AGEN : UN ASSISTANT HOMOSEXUEL CONTESTE SON RENVOI D’UN LYCÉE
La direction du lycée De-Baudre et le rectorat de l'Académie se seraient-ils rendus coupables d'excès de pouvoi r ?
C'est en tout cas ce que prétend un jeune assistant en cours de langue espagnole, qui a été suspendu de ses fonctions le 17 mars. Motif de son limogeage, il aurait discuté avec un élève sur un site de rencontres.
Double condamnation
Arrivé depuis quelques mois d'Équateur pour donner des cours d'espagnol dans le lycée, le jeune homme s'était inscrit sur un site de rencontres pour homosexuels. Sauf qu'un élève, également inscrit, l'a reconnu et est entré contact avec lui.

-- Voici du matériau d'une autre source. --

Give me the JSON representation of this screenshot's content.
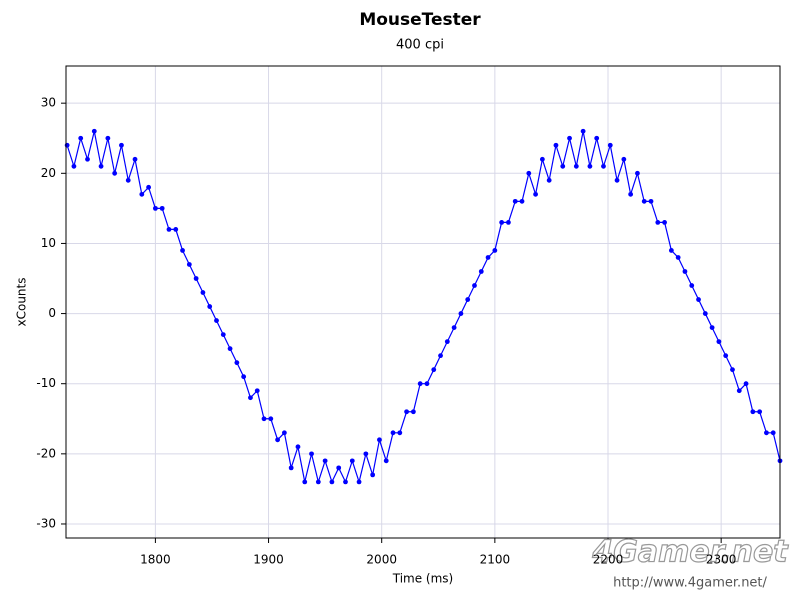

Lorsque l'affaire s'est ébruitée dans l'établissement, elle est revenue aux oreilles du proviseur qui a décidé de rompre son contrat en invoquant la menace contre l'ordre dans l'enceinte de l'établissement. Informé de la situation, le recteur d'Académie a, lui aussi, pris un arrêté suspensif envers le jeune homme.
« Aucune motivation »
Se voyant ainsi mis en cause alors qu'il ne se considère en rien coupable, l'assistant s'est alors tourné vers l'association Ecce Homo.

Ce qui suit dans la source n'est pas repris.